Neha is writing again on her weblog. Nice to see.
But how about some debate on the issue she raises here and treated throughout this post:
It’s been a year since I’ve graduated, and for an entire plethora of reasons, my plans to head to grad school as a freshly scrubbed graduate ended up buried deep, deep under the sea. It hasn’t been all that bad, really. I’ve found there’s a good reason students are advised to take blocks of time off and away from the very cushioned academic environment. Yes, students work part time. Some even full time. And they come from every possible social strata of life. But falling into academia is nothing if not cushioned. If you don’t believe me, ask the thousands of graduates who walk right into the arms of the newest phenomenon called the quarter-life crisis.
There are a few issues here. First I don’t disagree with Neha about social expectations and traditional norms. For all our talk about progressivity, we are still creatures of effacement, which makes Tim O’Brien that much more interesting. But I disagree that academia is a cushioned place. Cushioned against or opposed to what? If it is, students have a hand in making it so. Since academe has become an aspect of the larger market place, it doesn’t help in some cases to base so much effort on “majors” and “jobs.” This, I think, is a mistake in the institution’s design. But the design can be changed. It can be changed by students. The academic environment should treat jobs or careers as accidental and should concentrate on thinking. If one has an idea, the academic environment should provide a place for that idea’s development, marketable or not. Law school should be a place where people who want to be a lawyers can go for professional training.
Likewise, traditions, such as marriage, don’t need to be “kept” if they’re important and sustainable on their own, like an interesting idea. The creative impulse is to make not keep or horde.
Stories are not insulated or cut off from the world. The core conflict is always right in step with what is.
In Beowulf, Hrothgar does not call the Geats for respite. Beowulf journeys, nonetheless.
I wonder if by “cushioned” she means reliable? Predictable? There is a discernable pattern to college life, which is very reassuring to those who have not yet become aware of their own independent power as thinkers. Maybe this is the quarter-life crisis? I’ve never heard the term before, but if it describes the point when you are free of the college life and now need to craft your own, I can see how this might seem like a crisis to some. If they have been the students of savvy professors, however, who did teach them to think and not just process and answer, they should do alright. The best part of the adventure is the surprise of it all, I think. I’d be terribly bored if I always knew what was coming down the pike.

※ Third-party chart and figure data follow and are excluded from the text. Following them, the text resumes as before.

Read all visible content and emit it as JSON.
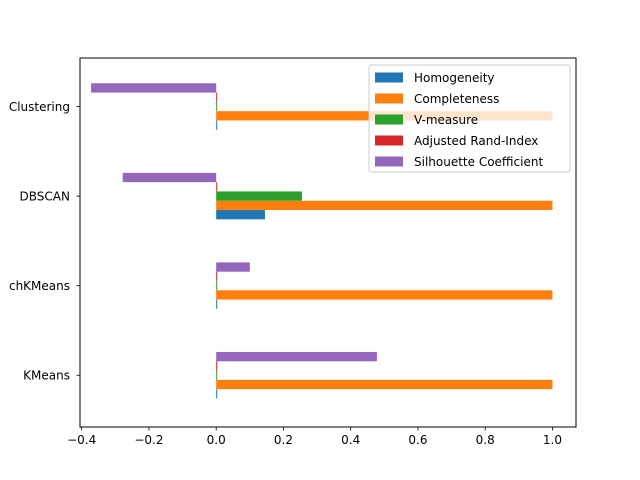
{
  "chart_data": {
    "type": "bar",
    "orientation": "horizontal",
    "categories": [
      "KMeans",
      "MiniBatchKMeans",
      "DBSCAN",
      "Agglomerative Clustering"
    ],
    "category_labels_visible": [
      "KMeans",
      "chKMeans",
      "DBSCAN",
      "Clustering"
    ],
    "series": [
      {
        "name": "Homogeneity",
        "color": "#1f77b4",
        "values": [
          0.0,
          0.0,
          0.145,
          0.0
        ]
      },
      {
        "name": "Completeness",
        "color": "#ff7f0e",
        "values": [
          1.0,
          1.0,
          1.0,
          1.0
        ]
      },
      {
        "name": "V-measure",
        "color": "#2ca02c",
        "values": [
          0.0,
          0.0,
          0.255,
          0.0
        ]
      },
      {
        "name": "Adjusted Rand-Index",
        "color": "#d62728",
        "values": [
          0.0,
          0.0,
          0.0,
          0.0
        ]
      },
      {
        "name": "Silhouette Coefficient",
        "color": "#9467bd",
        "values": [
          0.478,
          0.1,
          -0.278,
          -0.372
        ]
      }
    ],
    "xticks": [
      "−0.4",
      "−0.2",
      "0.0",
      "0.2",
      "0.4",
      "0.6",
      "0.8",
      "1.0"
    ],
    "xtick_values": [
      -0.4,
      -0.2,
      0.0,
      0.2,
      0.4,
      0.6,
      0.8,
      1.0
    ],
    "xlim": [
      -0.405,
      1.07
    ],
    "title": "",
    "xlabel": "",
    "ylabel": "",
    "grid": false,
    "legend_position": "top-right"
  }
}
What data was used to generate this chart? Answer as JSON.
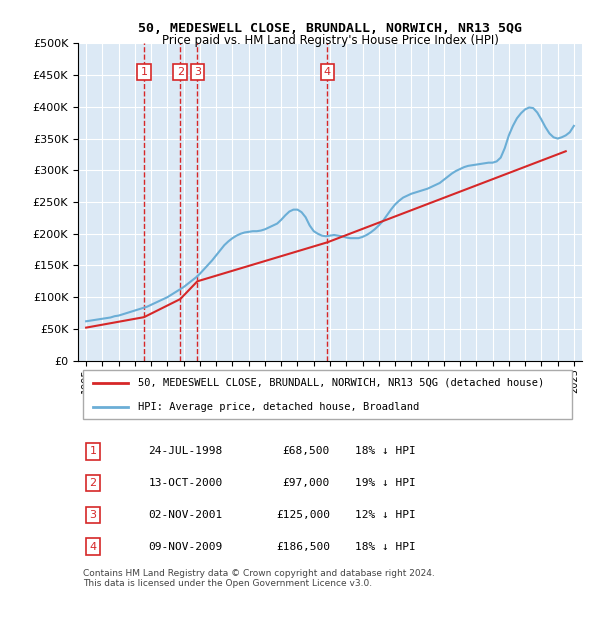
{
  "title": "50, MEDESWELL CLOSE, BRUNDALL, NORWICH, NR13 5QG",
  "subtitle": "Price paid vs. HM Land Registry's House Price Index (HPI)",
  "footer": "Contains HM Land Registry data © Crown copyright and database right 2024.\nThis data is licensed under the Open Government Licence v3.0.",
  "legend_line1": "50, MEDESWELL CLOSE, BRUNDALL, NORWICH, NR13 5QG (detached house)",
  "legend_line2": "HPI: Average price, detached house, Broadland",
  "transactions": [
    {
      "num": 1,
      "date": "24-JUL-1998",
      "price": 68500,
      "year": 1998.56,
      "hpi_pct": "18% ↓ HPI"
    },
    {
      "num": 2,
      "date": "13-OCT-2000",
      "price": 97000,
      "year": 2000.79,
      "hpi_pct": "19% ↓ HPI"
    },
    {
      "num": 3,
      "date": "02-NOV-2001",
      "price": 125000,
      "year": 2001.84,
      "hpi_pct": "12% ↓ HPI"
    },
    {
      "num": 4,
      "date": "09-NOV-2009",
      "price": 186500,
      "year": 2009.84,
      "hpi_pct": "18% ↓ HPI"
    }
  ],
  "hpi_color": "#6baed6",
  "price_color": "#d62728",
  "vline_color": "#d62728",
  "bg_color": "#dce9f5",
  "grid_color": "#ffffff",
  "ylim": [
    0,
    500000
  ],
  "yticks": [
    0,
    50000,
    100000,
    150000,
    200000,
    250000,
    300000,
    350000,
    400000,
    450000,
    500000
  ],
  "xlim_start": 1994.5,
  "xlim_end": 2025.5,
  "hpi_data_years": [
    1995,
    1995.25,
    1995.5,
    1995.75,
    1996,
    1996.25,
    1996.5,
    1996.75,
    1997,
    1997.25,
    1997.5,
    1997.75,
    1998,
    1998.25,
    1998.5,
    1998.75,
    1999,
    1999.25,
    1999.5,
    1999.75,
    2000,
    2000.25,
    2000.5,
    2000.75,
    2001,
    2001.25,
    2001.5,
    2001.75,
    2002,
    2002.25,
    2002.5,
    2002.75,
    2003,
    2003.25,
    2003.5,
    2003.75,
    2004,
    2004.25,
    2004.5,
    2004.75,
    2005,
    2005.25,
    2005.5,
    2005.75,
    2006,
    2006.25,
    2006.5,
    2006.75,
    2007,
    2007.25,
    2007.5,
    2007.75,
    2008,
    2008.25,
    2008.5,
    2008.75,
    2009,
    2009.25,
    2009.5,
    2009.75,
    2010,
    2010.25,
    2010.5,
    2010.75,
    2011,
    2011.25,
    2011.5,
    2011.75,
    2012,
    2012.25,
    2012.5,
    2012.75,
    2013,
    2013.25,
    2013.5,
    2013.75,
    2014,
    2014.25,
    2014.5,
    2014.75,
    2015,
    2015.25,
    2015.5,
    2015.75,
    2016,
    2016.25,
    2016.5,
    2016.75,
    2017,
    2017.25,
    2017.5,
    2017.75,
    2018,
    2018.25,
    2018.5,
    2018.75,
    2019,
    2019.25,
    2019.5,
    2019.75,
    2020,
    2020.25,
    2020.5,
    2020.75,
    2021,
    2021.25,
    2021.5,
    2021.75,
    2022,
    2022.25,
    2022.5,
    2022.75,
    2023,
    2023.25,
    2023.5,
    2023.75,
    2024,
    2024.25,
    2024.5,
    2024.75,
    2025
  ],
  "hpi_data_values": [
    62000,
    63000,
    64000,
    65000,
    66000,
    67000,
    68000,
    70000,
    71000,
    73000,
    75000,
    77000,
    79000,
    81000,
    83000,
    85000,
    88000,
    91000,
    94000,
    97000,
    100000,
    104000,
    108000,
    112000,
    116000,
    121000,
    126000,
    131000,
    137000,
    144000,
    151000,
    158000,
    166000,
    174000,
    182000,
    188000,
    193000,
    197000,
    200000,
    202000,
    203000,
    204000,
    204000,
    205000,
    207000,
    210000,
    213000,
    216000,
    222000,
    229000,
    235000,
    238000,
    238000,
    234000,
    226000,
    213000,
    204000,
    200000,
    197000,
    196000,
    197000,
    198000,
    197000,
    196000,
    194000,
    193000,
    193000,
    193000,
    195000,
    198000,
    202000,
    207000,
    213000,
    220000,
    229000,
    238000,
    246000,
    252000,
    257000,
    260000,
    263000,
    265000,
    267000,
    269000,
    271000,
    274000,
    277000,
    280000,
    285000,
    290000,
    295000,
    299000,
    302000,
    305000,
    307000,
    308000,
    309000,
    310000,
    311000,
    312000,
    312000,
    314000,
    320000,
    335000,
    355000,
    370000,
    382000,
    390000,
    396000,
    399000,
    398000,
    391000,
    380000,
    368000,
    358000,
    352000,
    350000,
    352000,
    355000,
    360000,
    370000
  ],
  "price_data_years": [
    1995,
    1998.56,
    2000.79,
    2001.84,
    2009.84,
    2024.5
  ],
  "price_data_values": [
    52000,
    68500,
    97000,
    125000,
    186500,
    330000
  ]
}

First of all, my apologies for being rude and not joining in for feedback. I hadn’t even noticed this post until tonight. (You should have pinged me).

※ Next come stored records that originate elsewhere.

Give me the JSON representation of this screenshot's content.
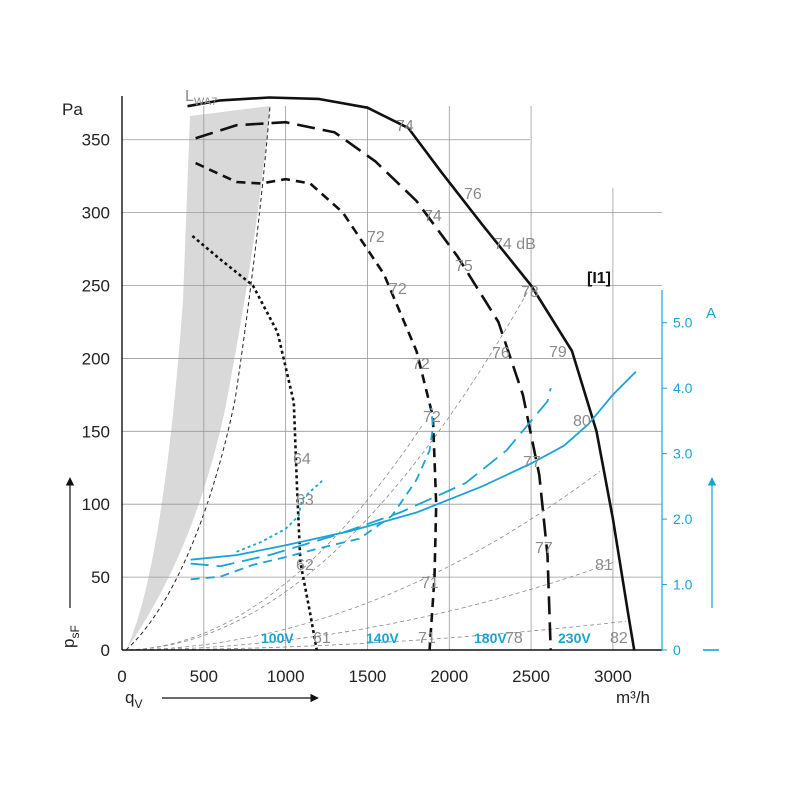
{
  "chart_data": {
    "type": "line",
    "title": "",
    "code_label": "[I1]",
    "y_unit": "Pa",
    "x_unit": "m³/h",
    "ylabel_main": "p",
    "ylabel_sub": "sF",
    "xlabel_main": "q",
    "xlabel_sub": "V",
    "lwa_main": "L",
    "lwa_sub": "WA7",
    "right_unit": "A",
    "x_ticks": [
      "0",
      "500",
      "1000",
      "1500",
      "2000",
      "2500",
      "3000"
    ],
    "y_ticks": [
      "0",
      "50",
      "100",
      "150",
      "200",
      "250",
      "300",
      "350"
    ],
    "right_ticks": [
      "0",
      "1.0",
      "2.0",
      "3.0",
      "4.0",
      "5.0"
    ],
    "xlim": [
      0,
      3300
    ],
    "ylim": [
      0,
      380
    ],
    "right_lim": [
      0,
      5.5
    ],
    "pressure_curves": [
      {
        "name": "230V",
        "style": "solid",
        "points": [
          [
            400,
            373
          ],
          [
            600,
            377
          ],
          [
            900,
            379
          ],
          [
            1200,
            378
          ],
          [
            1500,
            372
          ],
          [
            1750,
            358
          ],
          [
            1950,
            328
          ],
          [
            2200,
            292
          ],
          [
            2500,
            250
          ],
          [
            2750,
            205
          ],
          [
            2900,
            150
          ],
          [
            3000,
            90
          ],
          [
            3100,
            20
          ],
          [
            3130,
            0
          ]
        ]
      },
      {
        "name": "180V",
        "style": "dash-long",
        "points": [
          [
            450,
            351
          ],
          [
            700,
            360
          ],
          [
            1000,
            362
          ],
          [
            1300,
            355
          ],
          [
            1550,
            335
          ],
          [
            1800,
            308
          ],
          [
            2050,
            270
          ],
          [
            2300,
            225
          ],
          [
            2450,
            175
          ],
          [
            2550,
            120
          ],
          [
            2600,
            65
          ],
          [
            2620,
            0
          ]
        ]
      },
      {
        "name": "140V",
        "style": "dash-medium",
        "points": [
          [
            450,
            334
          ],
          [
            700,
            321
          ],
          [
            850,
            320
          ],
          [
            1000,
            323
          ],
          [
            1150,
            320
          ],
          [
            1350,
            300
          ],
          [
            1600,
            258
          ],
          [
            1800,
            205
          ],
          [
            1900,
            160
          ],
          [
            1920,
            100
          ],
          [
            1910,
            50
          ],
          [
            1880,
            0
          ]
        ]
      },
      {
        "name": "100V",
        "style": "dotted",
        "points": [
          [
            430,
            284
          ],
          [
            600,
            268
          ],
          [
            800,
            250
          ],
          [
            950,
            218
          ],
          [
            1050,
            170
          ],
          [
            1070,
            110
          ],
          [
            1090,
            60
          ],
          [
            1150,
            25
          ],
          [
            1190,
            0
          ]
        ]
      }
    ],
    "current_curves": [
      {
        "name": "230V",
        "style": "solid",
        "points": [
          [
            420,
            1.38
          ],
          [
            700,
            1.45
          ],
          [
            1000,
            1.6
          ],
          [
            1400,
            1.82
          ],
          [
            1800,
            2.1
          ],
          [
            2200,
            2.5
          ],
          [
            2500,
            2.85
          ],
          [
            2700,
            3.12
          ],
          [
            2850,
            3.45
          ],
          [
            3000,
            3.9
          ],
          [
            3140,
            4.25
          ]
        ]
      },
      {
        "name": "180V",
        "style": "dash-long",
        "points": [
          [
            420,
            1.32
          ],
          [
            600,
            1.28
          ],
          [
            900,
            1.45
          ],
          [
            1300,
            1.75
          ],
          [
            1700,
            2.1
          ],
          [
            2100,
            2.55
          ],
          [
            2350,
            3.05
          ],
          [
            2500,
            3.5
          ],
          [
            2600,
            3.8
          ],
          [
            2620,
            4.0
          ]
        ]
      },
      {
        "name": "140V",
        "style": "dash-medium",
        "points": [
          [
            420,
            1.08
          ],
          [
            600,
            1.12
          ],
          [
            800,
            1.3
          ],
          [
            1000,
            1.42
          ],
          [
            1200,
            1.55
          ],
          [
            1450,
            1.7
          ],
          [
            1650,
            2.05
          ],
          [
            1800,
            2.6
          ],
          [
            1880,
            3.05
          ],
          [
            1900,
            3.4
          ],
          [
            1890,
            3.7
          ]
        ]
      },
      {
        "name": "100V",
        "style": "dotted",
        "points": [
          [
            700,
            1.5
          ],
          [
            850,
            1.65
          ],
          [
            1000,
            1.85
          ],
          [
            1080,
            2.05
          ],
          [
            1100,
            2.3
          ],
          [
            1150,
            2.42
          ],
          [
            1230,
            2.6
          ]
        ]
      }
    ],
    "sound_labels": [
      "74",
      "76",
      "74 dB",
      "74",
      "75",
      "72",
      "72",
      "72",
      "72",
      "78",
      "76",
      "79",
      "80",
      "77",
      "77",
      "81",
      "82",
      "78",
      "71",
      "71",
      "61",
      "62",
      "63",
      "64"
    ],
    "voltage_labels": [
      "100V",
      "140V",
      "180V",
      "230V"
    ]
  }
}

Secondly, I’m glad you take issue with this, mainly because it’s been a while since we’ve had an actual conversation. By cushioned I mean a universe where traditional, full time, straight-out-of-high-school students can disappear into for four years without much of a clue of what to expect once they graduate. Of course I don’t mean to generalize across the board, but with two years spent away at a four year university, I found a great lack in the means available to educators to fully prepare students for life in the aftermath of graduation.
Yes, students should be taught how to think for themselves – it’s shocking to see the sheer number of people I come across every day who couldn’t think on their own two feet to save their lives. It’s not always about the career or the job, but try telling that to the 28 year old mother of two children struggling to make ends meet, hoping for a better life in five years by signing up for ADP classes. And the resources for such students are plentiful, but seldom communicated, due to lack of resources in the system. Again, not a generalization, but an observance gleaned from reading, talking and working at a student resource center on both campuses.
I’m all for academia. I’m even preparing myself to someday establish a strong foothold in higher ed. But sometimes higher ed can be very far removed from reality.
As far as the quarter-life crisis is concerned, I’d strongly urge you to research it just a bit more. It’s become quite the talk of the town in recent years, and students are not as aware of it yet, so maybe as educators, we can guide them from our vantage points.
Maybe I could even fold in a segment on the quarter life crisis into my class. Hmmm…..
Thanks for opening up this issue. Waiting to hear what you have to say.